2
votes

I have an erlang application that uses mnesia to store some basic state that defines users and roles of our system. We have a new feature that we need to roll out that requires an extension of the record schema stored in one our mnesia tables.

Our deployment plan was to take one node out of the cluster (just by removing from network), deploy the code, run a script to upgrade the record schema on that node. Bring it back into service. However, once I upgrade the records on this node, it replicates to the other nodes and certain operations begin failing on those nodes because of the mis-matched record schema. Obviously a BIG PROBLEM for zero-down-time deployments.
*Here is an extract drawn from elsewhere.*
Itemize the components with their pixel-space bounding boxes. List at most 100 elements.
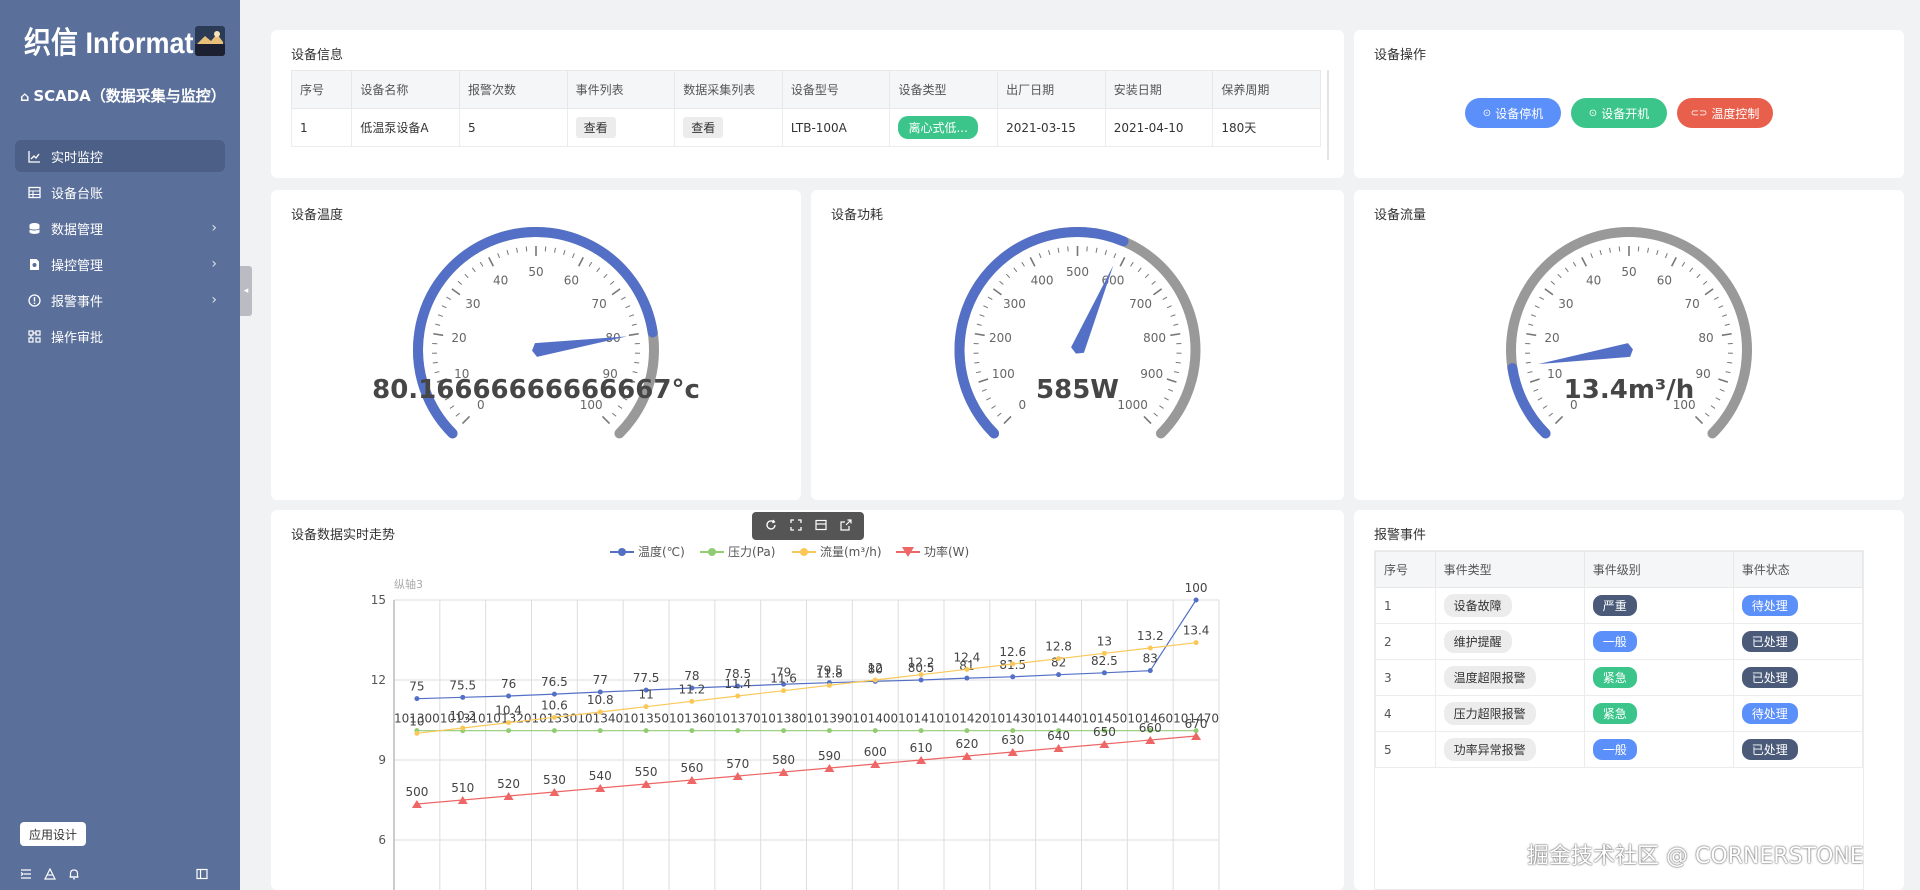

Is there a way to isolate my schema changes so that the schema upgrade can be run on each node as they are upgraded? Preferably for only the table being upgraded, allowing the other tables to keep replicating. However, I could live with shutting-of replication between all nodes for the few minutes it takes for use to deploy to all nodes.

1

1 Answers

0
votes

I had this exact problem. The only way I was able to solve it was to take all nodes out of the cluster and leave only one live, upgrade that "master" node's schema and code, which can hopefully be done while live, then for each remaining node, delete its database files, upgrade the code, and bring the node up (creating the tables with the correct new schema) and back into the cluster.

I used an escript I wrote that adds and removes nodes from a cluster to make this easier, and an Ansible playbook to orchestrate it. I really don't want to do that again any time soon.

The essential problem is that Mnesia doesn't have schema versioning, otherwise this could be done in a much better way.